Chief of the Office of External Affairs
- In office 1981–1982
- Appointed by: William J. Casey
- Simultaneous position: Legislative Liaison of the Central Intelligence Agency
- Preceded by: Frederick Hitz
- Succeeded by: Clair George

Personal details
- Born: January 13, 1927 Richmond, Virginia
- Died: August 22, 2020 (aged 93) Richmond, Virginia
- Alma mater: Washington and Lee University

Military service
- Branch/service: United States Marine Corps
- Battles/wars: World War II

= J. William Doswell =

American intelligence officer (1927-2020)

John William "Billy" Doswell was an American journalist, lobbyist, and intelligence professional. He graduated from Thomas Jefferson High School and served in the U.S. Marine Corps during the final months of World War II.

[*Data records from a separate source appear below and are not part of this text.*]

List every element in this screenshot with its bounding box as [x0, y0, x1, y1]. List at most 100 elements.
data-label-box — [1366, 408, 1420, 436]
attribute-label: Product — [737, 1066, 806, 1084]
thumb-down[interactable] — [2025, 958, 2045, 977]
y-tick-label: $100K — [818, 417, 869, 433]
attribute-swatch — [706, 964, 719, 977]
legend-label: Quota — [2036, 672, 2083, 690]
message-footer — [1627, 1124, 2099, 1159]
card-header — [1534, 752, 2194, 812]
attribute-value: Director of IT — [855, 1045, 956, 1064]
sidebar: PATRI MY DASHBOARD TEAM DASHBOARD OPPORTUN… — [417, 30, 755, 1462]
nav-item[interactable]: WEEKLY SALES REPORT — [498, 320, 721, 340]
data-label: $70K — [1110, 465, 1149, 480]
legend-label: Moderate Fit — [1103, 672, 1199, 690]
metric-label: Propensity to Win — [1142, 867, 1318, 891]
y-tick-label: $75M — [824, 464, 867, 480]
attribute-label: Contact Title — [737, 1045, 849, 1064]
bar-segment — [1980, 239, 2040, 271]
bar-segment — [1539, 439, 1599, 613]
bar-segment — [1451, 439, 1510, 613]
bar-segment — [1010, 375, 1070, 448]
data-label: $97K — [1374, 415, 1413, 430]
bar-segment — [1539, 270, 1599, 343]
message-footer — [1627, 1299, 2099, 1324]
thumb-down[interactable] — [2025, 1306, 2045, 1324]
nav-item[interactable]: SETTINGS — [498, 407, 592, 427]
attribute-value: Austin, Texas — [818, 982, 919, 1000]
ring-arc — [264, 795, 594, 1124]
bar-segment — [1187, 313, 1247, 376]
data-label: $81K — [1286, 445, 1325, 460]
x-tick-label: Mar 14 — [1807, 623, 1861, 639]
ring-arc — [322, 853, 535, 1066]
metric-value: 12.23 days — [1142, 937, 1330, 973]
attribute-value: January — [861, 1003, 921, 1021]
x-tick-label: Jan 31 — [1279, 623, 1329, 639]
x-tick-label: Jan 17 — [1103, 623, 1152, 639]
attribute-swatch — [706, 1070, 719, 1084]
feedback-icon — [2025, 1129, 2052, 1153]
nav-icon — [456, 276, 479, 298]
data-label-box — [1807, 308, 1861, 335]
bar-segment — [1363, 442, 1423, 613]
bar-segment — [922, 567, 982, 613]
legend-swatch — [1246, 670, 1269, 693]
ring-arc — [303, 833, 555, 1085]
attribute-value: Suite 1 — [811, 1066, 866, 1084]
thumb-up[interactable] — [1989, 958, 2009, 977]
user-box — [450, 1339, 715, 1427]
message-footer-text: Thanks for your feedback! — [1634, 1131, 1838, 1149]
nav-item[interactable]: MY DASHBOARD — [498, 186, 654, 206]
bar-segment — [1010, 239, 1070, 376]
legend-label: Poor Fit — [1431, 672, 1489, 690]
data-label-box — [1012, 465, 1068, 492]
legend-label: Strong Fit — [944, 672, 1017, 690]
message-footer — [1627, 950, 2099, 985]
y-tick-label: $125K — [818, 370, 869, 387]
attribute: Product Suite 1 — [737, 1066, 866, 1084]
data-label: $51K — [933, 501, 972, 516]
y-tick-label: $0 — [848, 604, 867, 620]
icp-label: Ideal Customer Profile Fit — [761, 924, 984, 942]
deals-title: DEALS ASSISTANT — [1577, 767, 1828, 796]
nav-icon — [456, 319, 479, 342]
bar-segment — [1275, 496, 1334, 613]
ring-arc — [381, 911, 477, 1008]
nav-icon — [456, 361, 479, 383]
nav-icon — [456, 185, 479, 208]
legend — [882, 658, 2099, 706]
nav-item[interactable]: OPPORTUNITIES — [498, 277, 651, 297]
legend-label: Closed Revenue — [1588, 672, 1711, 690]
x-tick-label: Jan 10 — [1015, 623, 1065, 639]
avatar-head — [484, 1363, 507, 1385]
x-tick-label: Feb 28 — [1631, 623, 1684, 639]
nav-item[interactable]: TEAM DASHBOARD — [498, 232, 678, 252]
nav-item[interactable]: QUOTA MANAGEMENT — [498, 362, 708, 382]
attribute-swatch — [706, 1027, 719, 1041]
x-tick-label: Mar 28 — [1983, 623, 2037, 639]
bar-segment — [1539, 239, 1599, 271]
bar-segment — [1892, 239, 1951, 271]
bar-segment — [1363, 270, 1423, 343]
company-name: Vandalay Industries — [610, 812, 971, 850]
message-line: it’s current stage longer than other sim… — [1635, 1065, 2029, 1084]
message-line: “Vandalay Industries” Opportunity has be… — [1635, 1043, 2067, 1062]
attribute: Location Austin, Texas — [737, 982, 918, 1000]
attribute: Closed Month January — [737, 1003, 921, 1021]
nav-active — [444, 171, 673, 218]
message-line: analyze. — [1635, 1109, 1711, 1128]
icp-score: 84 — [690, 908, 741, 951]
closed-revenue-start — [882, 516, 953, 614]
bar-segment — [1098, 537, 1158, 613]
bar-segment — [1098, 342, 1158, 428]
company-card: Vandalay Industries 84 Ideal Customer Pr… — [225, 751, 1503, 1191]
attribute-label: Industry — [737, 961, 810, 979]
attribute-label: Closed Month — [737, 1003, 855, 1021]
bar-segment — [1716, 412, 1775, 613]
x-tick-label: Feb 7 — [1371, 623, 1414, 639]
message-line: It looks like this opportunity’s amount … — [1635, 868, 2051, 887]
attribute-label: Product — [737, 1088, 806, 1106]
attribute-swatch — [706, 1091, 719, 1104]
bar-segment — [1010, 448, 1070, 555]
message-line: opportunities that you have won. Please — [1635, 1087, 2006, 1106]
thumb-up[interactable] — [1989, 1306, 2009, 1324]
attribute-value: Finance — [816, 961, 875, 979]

His life as a journalist included stints at the Richmond Times-Dispatch and the Richmond News Leader. For over 20 years, he worked in public relations and as a government affairs consultant in Richmond and would often be seen at the Virginia General Assembly.

In 1981, the Director of Central Intelligence, William J. Casey appointed Doswell as the Director of the Office of External Affairs. Upon receiving the job, the director told him "Billy, we're going to be a no-profile agency." In this role, Doswell oversaw the Central Intelligence Agency's (CIA) interactions with Congress, the media, and the public, simultaneously serving as the Legislative Liaison.